Oui, ils vouaient à la même mort que nous tant de milliers d’hommes, sans souci de la vengeance des dieux et de la haine des hommes. Pour nous, loin d’en vouloir à des corps entiers, nous n’inscrivons pas même au nombre de nos ennemis tous ceux qui se sont prononcés contre nous, tous ceux qui nous ont poursuivis, ni tous ceux que distinguent leur richesse, leur puissance, leur dignité, tous ceux enfin que fit périr un homme qui fut, avant nous, maître absolu, chargé, comme nous, de constituer la République après les troubles civils, un homme que vous avez surnommé l’Heureux à cause de ses succès. Pourtant, comme il était seul, il avait moins d’ennemis que nous qui sommes trois. Mais notre vengeance n’atteindra, entre tous, que les plus pervers et les plus coupables. Ces mesures sont pour votre bien autant que pour le nôtre. Car, sommes-nous en désordre, c’est sur vous que retombent les malheurs. Elles sont aussi pour le bien de l’armée. En effet, il faut une consolation à ces soldats qui ont été déclarés rebelles à la patrie par nos ennemis communs. Nous pouvions, notre liste étant faite, saisir aussitôt les coupables, avant qu’ils fussent avertis. Nous avons mieux aimé publier leurs noms à l’avance dans votre intérêt. Les soldats irrités auraient pu outrepasser nos ordres, quant au nombre et aux personnes. Au contraire, s’ils ont le chiffre exact et les désignations nominatives, ils ne manqueront pas, comme il leur est enjoint, de respecter les autres.

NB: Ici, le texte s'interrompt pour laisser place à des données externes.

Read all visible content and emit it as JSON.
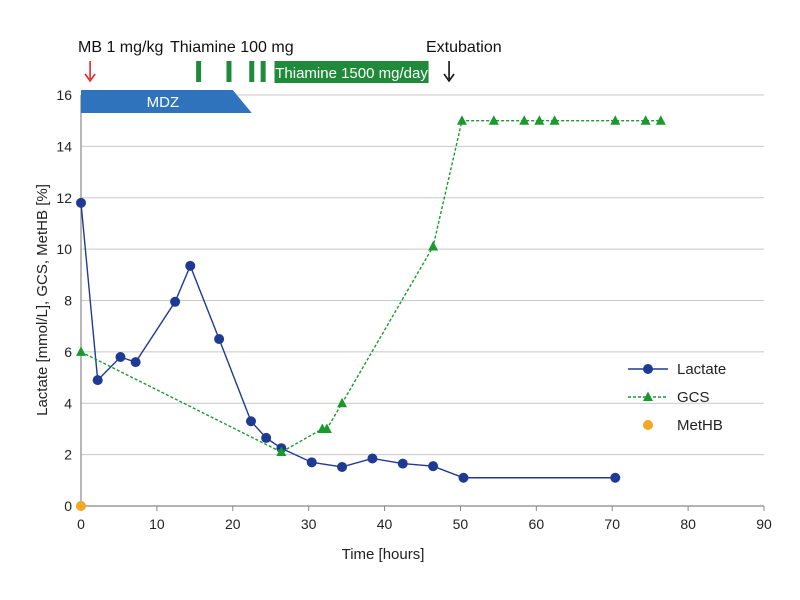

Donc, appelant sur cette mesure la faveur des dieux, nous décrétons : Ceux qui sont inscrits sur la présente, liste, il est défendu de les accueillir, de les cacher, de les faire évader, d’en recevoir de l’argent. Quiconque aura, auteur ou complice, sauvé ou secouru l’un d’eux, nous décidons, prévenant ainsi toute excuse et tout espoir de grâce, que, par le fait même, il sera proscrit. Les têtes nous seront apportées à nous-mêmes par ceux qui les auront coupées. Pour chacune, l’homme libre recevra 25.000 drachmes attiques, l’esclave 10.000 avec la liberté, et le droit de citoyen à la place de son maître. Mêmes récompenses pour les délateurs. Aucun de ceux qui recevront de l’argent ne sera inscrit nominativement dans nos comptes, afin qu’on n’en puisse faire une preuve contre lui. Telle est, ajoute Appien, la proscription des triumvirs, autant du moins que j’ai su la traduire du latin en grec[1].

 

 

 



[1] Appien, Guerres civiles, IV, 8 et suivants.